If you have a Twitter account or Facebook page, be sure to check it to see if customers are making enquiries. Yes, even if you don’t update it frequently.
It also wouldn’t hurt to post an update or two, per week, so that when customers visit your timeline, they know that an administrator logs into the account, and will answer their questions.
7. Increase staff for peak seasons
Don’t hire one cashier, who will be overworked, when you know you’ll have heavy in-store traffic.
Increase your staff to make the shopping experience seamless and pleasant. This also prevents the lone employee on the floor from feeling overly stressed, and taking that stress out on customers.
8. Give employees power
Power to make decisions. Power to know they can use their initiative. This will improve their ability to negotiate with customers.
9. Don’t take customers’ behaviour personally
Customers don’t hate service staff. They hate their bad attitudes, slow service, and your company’s poor processes.
They’re stressed out, and bad customer service agitates them further.
Look for the pain or emotion behind people’s anger. Try to establish a rapport. Understand that they’re venting.
I know that some people can be unreasonable, but don’t respond to rudeness with rudeness. Stay calm, be firm, and be respectful. Staying calm keeps you in control of the situation.
If you can’t give them what they want, firmly, but kindly, show them that you understand their viewpoint, but that you need to operate within store policies.
Sometimes, showing a bit of empathy is all it takes for the customer to decide to ‘cool down’, and co-operate.
10. Use the right words
How your employees speak is a part of your brand. People associate your brand with the people who work for you.
Teach employees the value of diction. Their words affect people.
For example, instead of telling a customer, “You owe us_______”, they could try, “Our records show a balance of_____.”

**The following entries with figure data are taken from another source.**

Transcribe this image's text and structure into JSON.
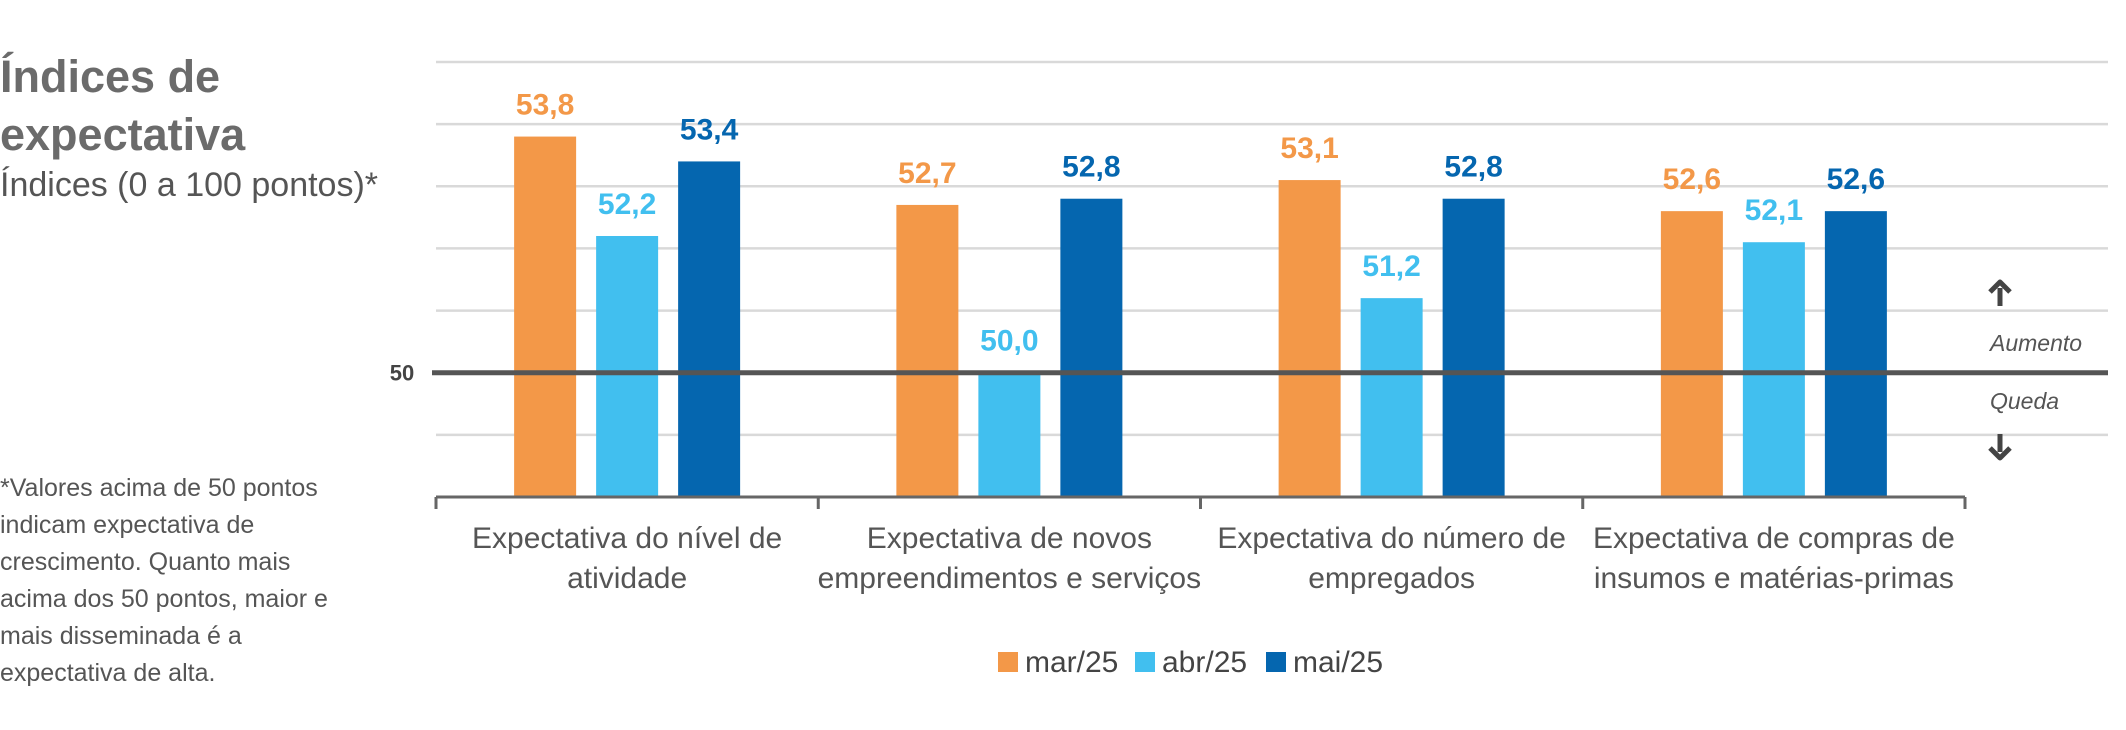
{
  "header": {
    "title": "Índices de expectativa",
    "subtitle": "Índices (0 a 100 pontos)*"
  },
  "footnote": "*Valores acima de 50 pontos indicam expectativa de crescimento. Quanto mais acima dos 50 pontos, maior e mais disseminada é a expectativa de alta.",
  "side_labels": {
    "up": "Aumento",
    "down": "Queda",
    "reference": "50"
  },
  "colors": {
    "mar": "#F39848",
    "abr": "#41BFEF",
    "mai": "#0566AF",
    "grid": "#d9d9d9",
    "ref": "#555555"
  },
  "chart_data": {
    "type": "bar",
    "categories": [
      [
        "Expectativa do nível de",
        "atividade"
      ],
      [
        "Expectativa de novos",
        "empreendimentos e serviços"
      ],
      [
        "Expectativa do número de",
        "empregados"
      ],
      [
        "Expectativa de compras de",
        "insumos e matérias-primas"
      ]
    ],
    "series": [
      {
        "name": "mar/25",
        "values": [
          53.8,
          52.7,
          53.1,
          52.6
        ],
        "labels": [
          "53,8",
          "52,7",
          "53,1",
          "52,6"
        ]
      },
      {
        "name": "abr/25",
        "values": [
          52.2,
          50.0,
          51.2,
          52.1
        ],
        "labels": [
          "52,2",
          "50,0",
          "51,2",
          "52,1"
        ]
      },
      {
        "name": "mai/25",
        "values": [
          53.4,
          52.8,
          52.8,
          52.6
        ],
        "labels": [
          "53,4",
          "52,8",
          "52,8",
          "52,6"
        ]
      }
    ],
    "ylim": [
      48,
      55
    ],
    "reference_line": 50,
    "grid": true,
    "legend_position": "bottom"
  }
}
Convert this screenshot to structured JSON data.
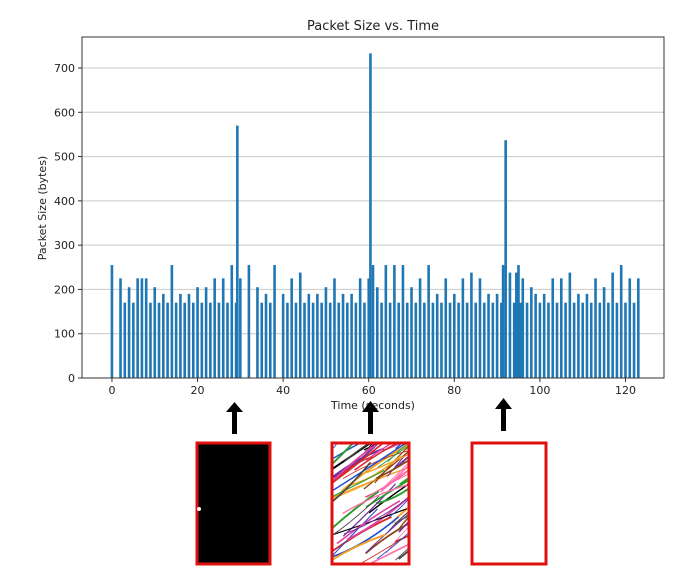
{
  "chart_data": {
    "type": "bar",
    "title": "Packet Size vs. Time",
    "xlabel": "Time (seconds)",
    "ylabel": "Packet Size (bytes)",
    "xlim": [
      -7,
      129
    ],
    "ylim": [
      0,
      770
    ],
    "xticks": [
      0,
      20,
      40,
      60,
      80,
      100,
      120
    ],
    "yticks": [
      0,
      100,
      200,
      300,
      400,
      500,
      600,
      700
    ],
    "grid": "horizontal",
    "bar_color": "#1f77b4",
    "series": [
      {
        "x": [
          0,
          2,
          3,
          4,
          5,
          6,
          7,
          8,
          9,
          10,
          11,
          12,
          13,
          14,
          15,
          16,
          17,
          18,
          19,
          20,
          21,
          22,
          23,
          24,
          25,
          26,
          27,
          28,
          29,
          29.3,
          30,
          32,
          34,
          35,
          36,
          37,
          38,
          40,
          41,
          42,
          43,
          44,
          45,
          46,
          47,
          48,
          49,
          50,
          51,
          52,
          53,
          54,
          55,
          56,
          57,
          58,
          59,
          60,
          60.4,
          61,
          62,
          63,
          64,
          65,
          66,
          67,
          68,
          69,
          70,
          71,
          72,
          73,
          74,
          75,
          76,
          77,
          78,
          79,
          80,
          81,
          82,
          83,
          84,
          85,
          86,
          87,
          88,
          89,
          90,
          91,
          91.4,
          92,
          93,
          94,
          94.5,
          95,
          95.5,
          96,
          97,
          98,
          99,
          100,
          101,
          102,
          103,
          104,
          105,
          106,
          107,
          108,
          109,
          110,
          111,
          112,
          113,
          114,
          115,
          116,
          117,
          118,
          119,
          120,
          121,
          122,
          123
        ],
        "values": [
          255,
          225,
          170,
          205,
          170,
          225,
          225,
          225,
          170,
          205,
          170,
          190,
          170,
          255,
          170,
          190,
          170,
          190,
          170,
          205,
          170,
          205,
          170,
          225,
          170,
          225,
          170,
          255,
          170,
          570,
          225,
          255,
          205,
          170,
          190,
          170,
          255,
          190,
          170,
          225,
          170,
          238,
          170,
          190,
          170,
          190,
          170,
          205,
          170,
          225,
          170,
          190,
          170,
          190,
          170,
          225,
          170,
          225,
          733,
          255,
          205,
          170,
          255,
          170,
          255,
          170,
          255,
          170,
          205,
          170,
          225,
          170,
          255,
          170,
          190,
          170,
          225,
          170,
          190,
          170,
          225,
          170,
          238,
          170,
          225,
          170,
          190,
          170,
          190,
          170,
          255,
          537,
          238,
          170,
          238,
          255,
          170,
          225,
          170,
          205,
          190,
          170,
          190,
          170,
          225,
          170,
          225,
          170,
          238,
          170,
          190,
          170,
          190,
          170,
          225,
          170,
          205,
          170,
          238,
          170,
          255,
          170,
          225,
          170,
          225
        ]
      }
    ]
  },
  "annotations": {
    "arrow_color": "#000000",
    "box_border_color": "#e01010",
    "boxes": [
      {
        "name": "black-sample",
        "fill": "#000000"
      },
      {
        "name": "scribble-sample",
        "fill": "pattern"
      },
      {
        "name": "blank-sample",
        "fill": "#ffffff"
      }
    ]
  }
}
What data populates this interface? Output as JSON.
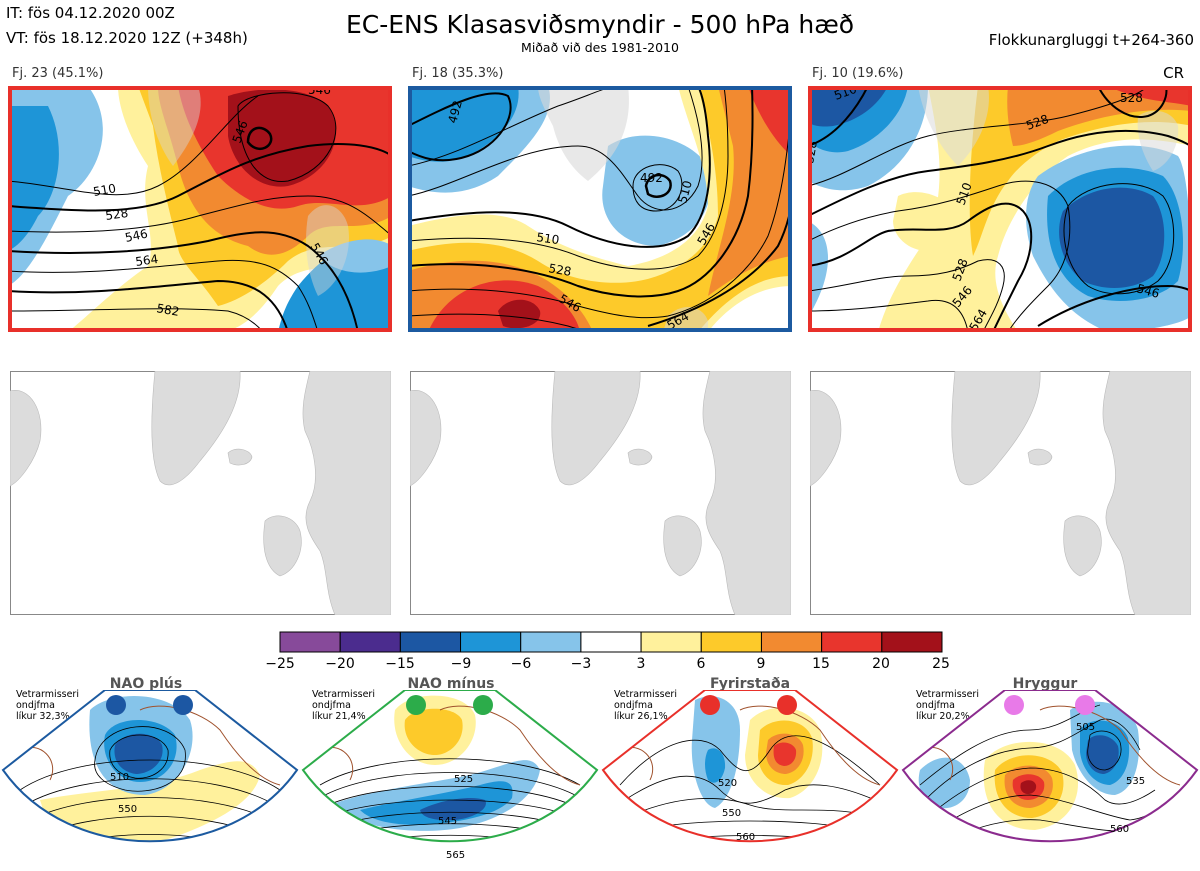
{
  "header": {
    "it": "IT: fös 04.12.2020 00Z",
    "vt": "VT: fös 18.12.2020 12Z  (+348h)",
    "title": "EC-ENS Klasasviðsmyndir - 500 hPa hæð",
    "subtitle": "Miðað við des 1981-2010",
    "window": "Flokkunargluggi t+264-360"
  },
  "panels": [
    {
      "label": "Fj. 23 (45.1%)",
      "border": "#e8302a",
      "contours": [
        "546",
        "510",
        "528",
        "546",
        "564",
        "582",
        "546",
        "546"
      ]
    },
    {
      "label": "Fj. 18 (35.3%)",
      "border": "#1c5aa0",
      "contours": [
        "492",
        "492",
        "510",
        "528",
        "546",
        "510",
        "546",
        "564"
      ]
    },
    {
      "label": "Fj. 10 (19.6%)",
      "border": "#e8302a",
      "contours": [
        "510",
        "528",
        "528",
        "510",
        "528",
        "546",
        "564",
        "546",
        "528"
      ]
    }
  ],
  "cr_label": "CR",
  "colorbar": {
    "ticks": [
      "−25",
      "−20",
      "−15",
      "−9",
      "−6",
      "−3",
      "3",
      "6",
      "9",
      "15",
      "20",
      "25"
    ],
    "colors": [
      "#874a9a",
      "#4b2c8e",
      "#1c57a3",
      "#1e95d7",
      "#86c4ea",
      "#ffffff",
      "#fff19c",
      "#fdca2a",
      "#f28a30",
      "#e8352d",
      "#a3111a"
    ]
  },
  "regimes": [
    {
      "name": "NAO plús",
      "text": [
        "Vetrarmisseri",
        "ondjfma",
        "líkur 32,3%"
      ],
      "border": "#1c5aa0",
      "dot": "#1c57a3",
      "contours": [
        "510",
        "550"
      ]
    },
    {
      "name": "NAO mínus",
      "text": [
        "Vetrarmisseri",
        "ondjfma",
        "líkur 21,4%"
      ],
      "border": "#2cac4a",
      "dot": "#2cac4a",
      "contours": [
        "525",
        "545",
        "565"
      ]
    },
    {
      "name": "Fyrirstaða",
      "text": [
        "Vetrarmisseri",
        "ondjfma",
        "líkur 26,1%"
      ],
      "border": "#e8302a",
      "dot": "#e8302a",
      "contours": [
        "520",
        "550",
        "560"
      ]
    },
    {
      "name": "Hryggur",
      "text": [
        "Vetrarmisseri",
        "ondjfma",
        "líkur 20,2%"
      ],
      "border": "#8b2b8e",
      "dot": "#e87ae8",
      "contours": [
        "505",
        "535",
        "560"
      ]
    }
  ]
}
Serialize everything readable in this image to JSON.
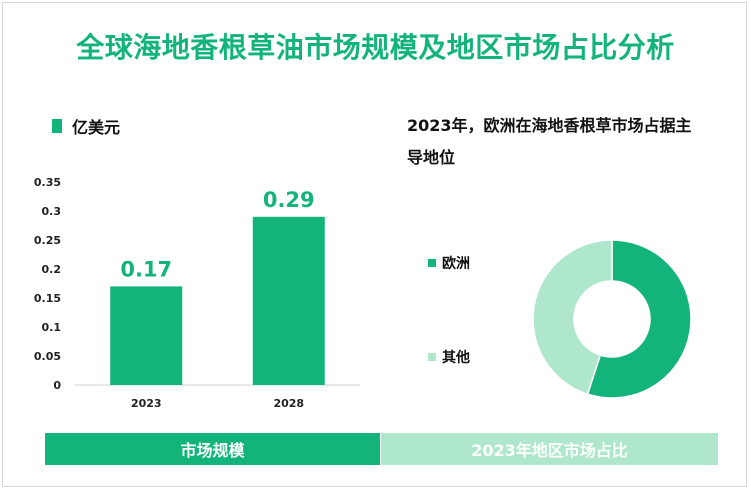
{
  "title": "全球海地香根草油市场规模及地区市场占比分析",
  "colors": {
    "primary": "#12b47a",
    "light": "#aee7cc"
  },
  "chart_data": [
    {
      "type": "bar",
      "legend": "亿美元",
      "categories": [
        "2023",
        "2028"
      ],
      "values": [
        0.17,
        0.29
      ],
      "data_labels": [
        "0.17",
        "0.29"
      ],
      "yticks": [
        "0",
        "0.05",
        "0.1",
        "0.15",
        "0.2",
        "0.25",
        "0.3",
        "0.35"
      ],
      "ylim": [
        0,
        0.35
      ]
    },
    {
      "type": "pie",
      "title": "2023年，欧洲在海地香根草市场占据主导地位",
      "labels": [
        "欧洲",
        "其他"
      ],
      "values": [
        55,
        45
      ]
    }
  ],
  "footer": {
    "left": "市场规模",
    "right": "2023年地区市场占比"
  }
}
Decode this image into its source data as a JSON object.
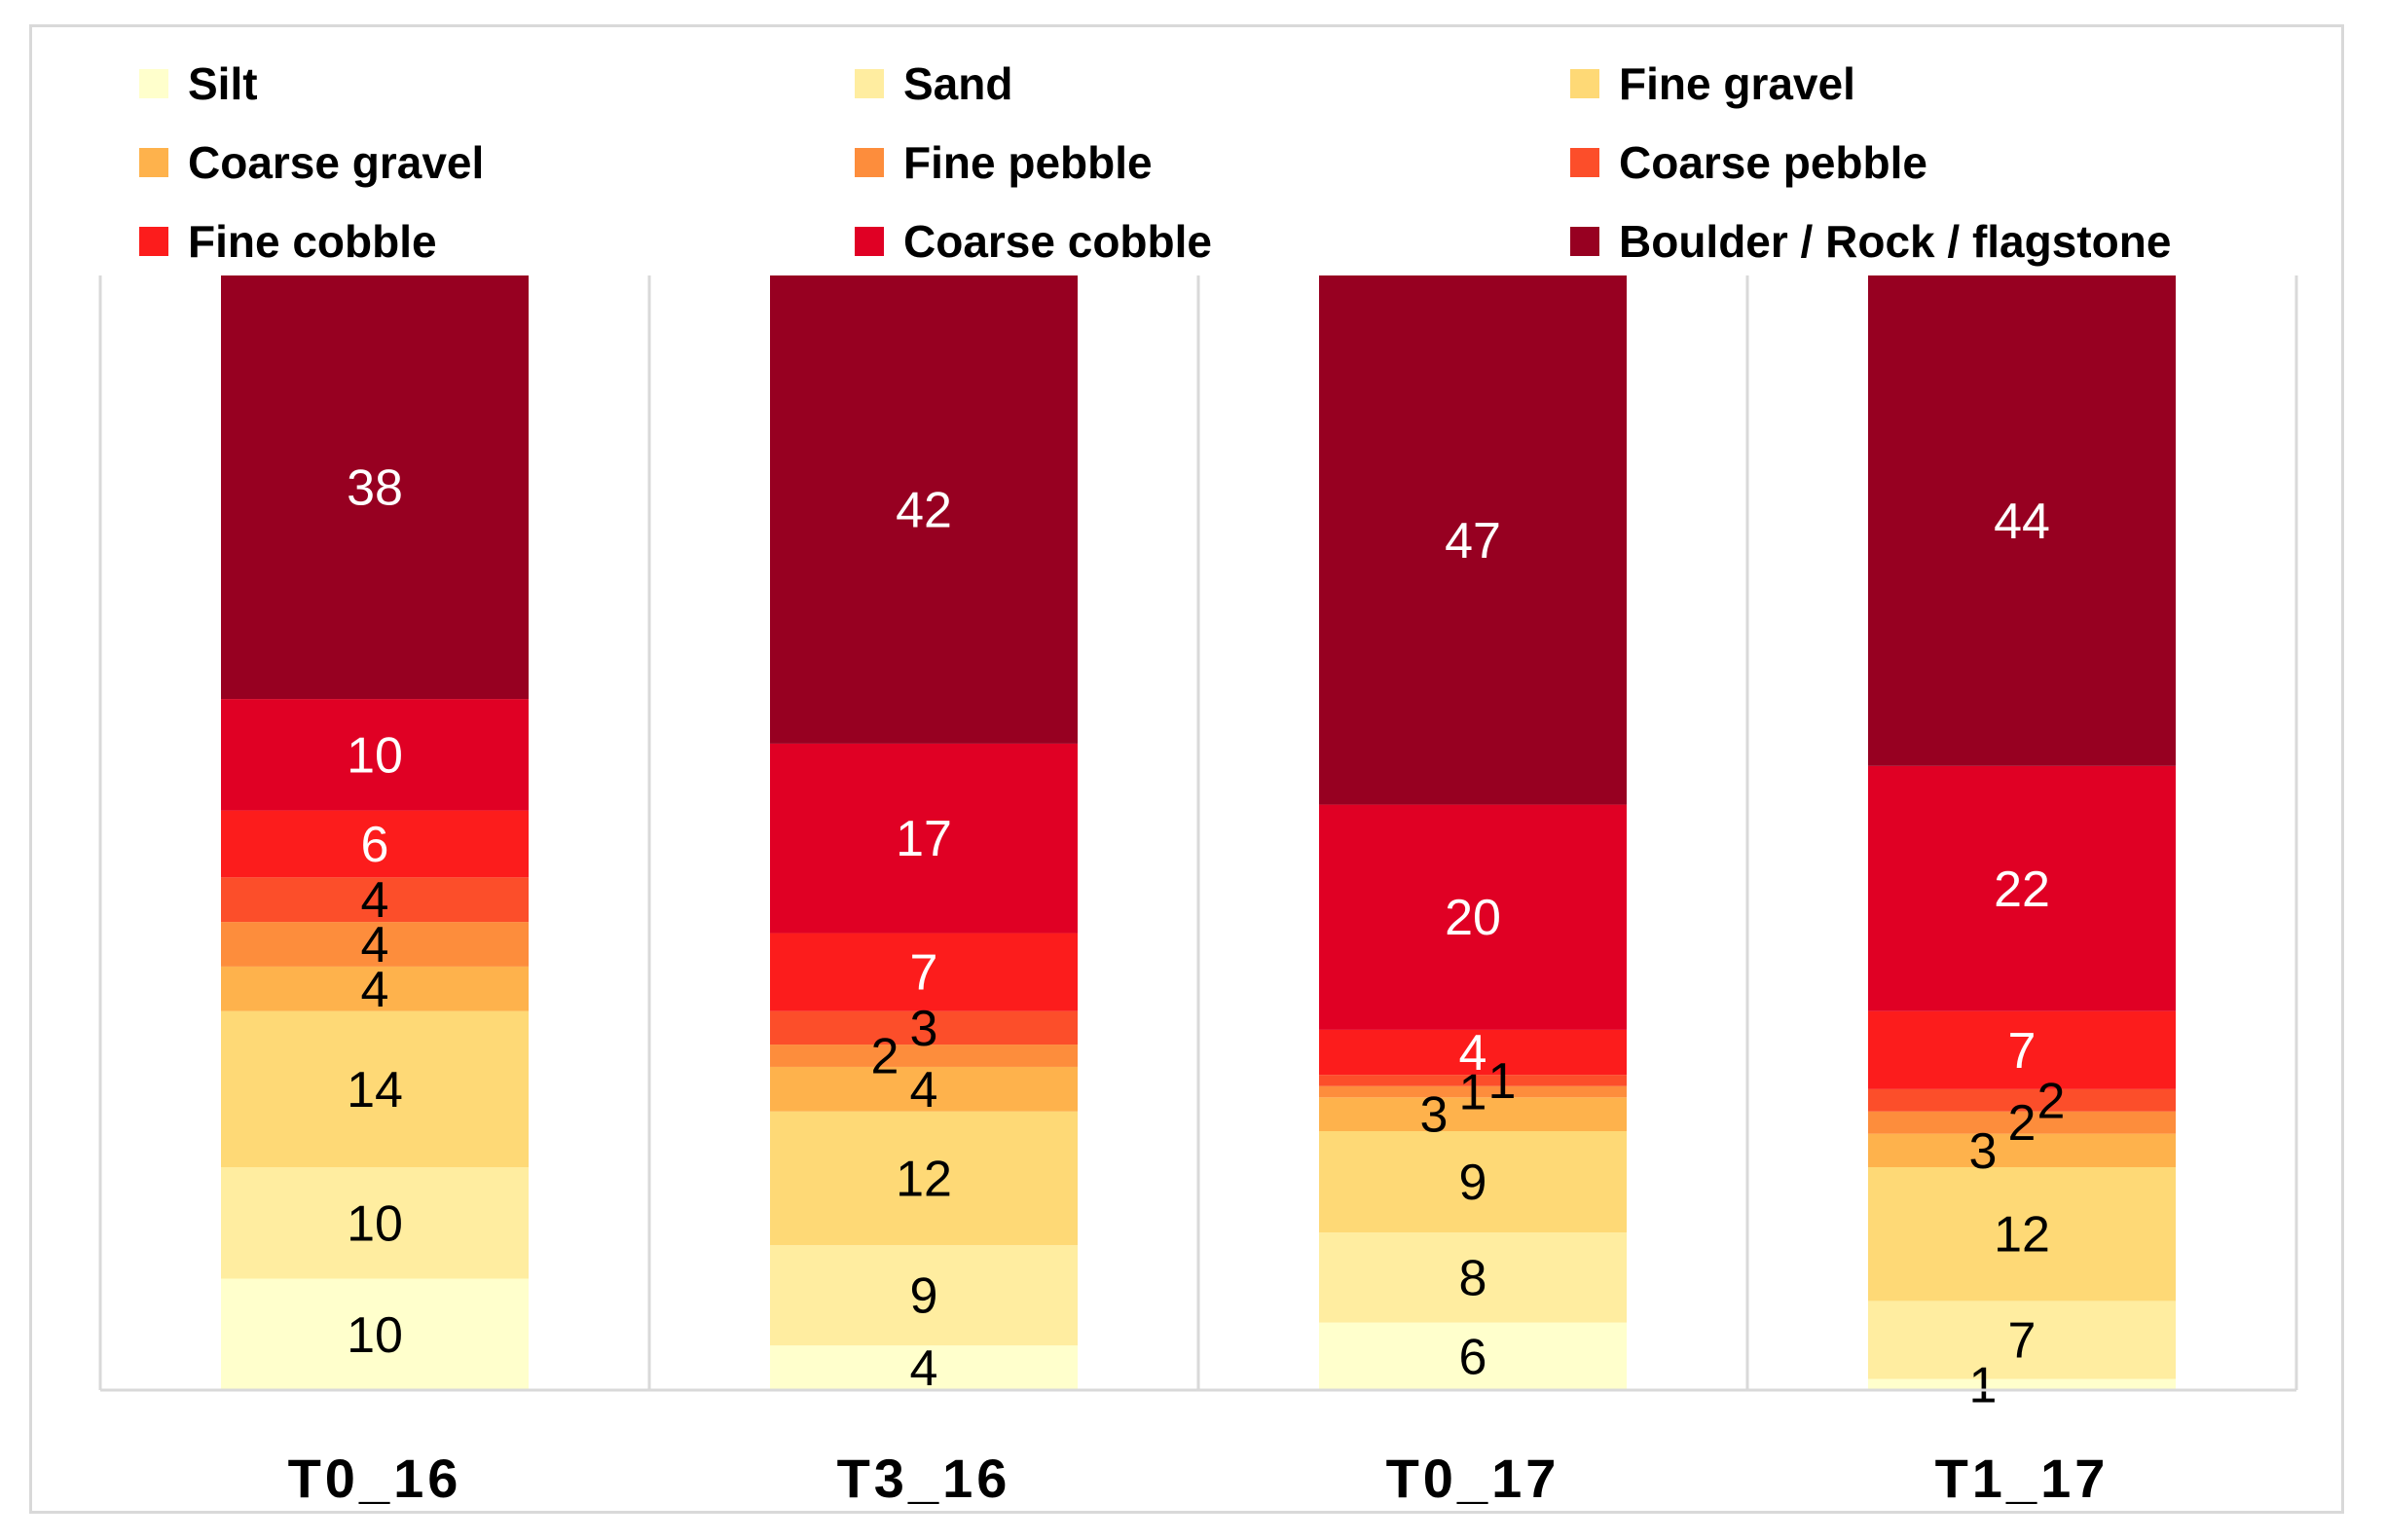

That’s a more positive and persuasive approach.
11. Keep it simple and friendly
Customers just want your attention for thirty seconds or five minutes. Be personable, and show that you care about their needs.
Basically, treat them how you would like to be treated as a customer.
Customer service – at its core – is all about courtesy and consideration. Attract people, and earn their loyalty. Work on your systems, and your smiles.
Customers in Trinidad and Tobago might not always demand great service, but that doesn’t mean they don’t deserve it.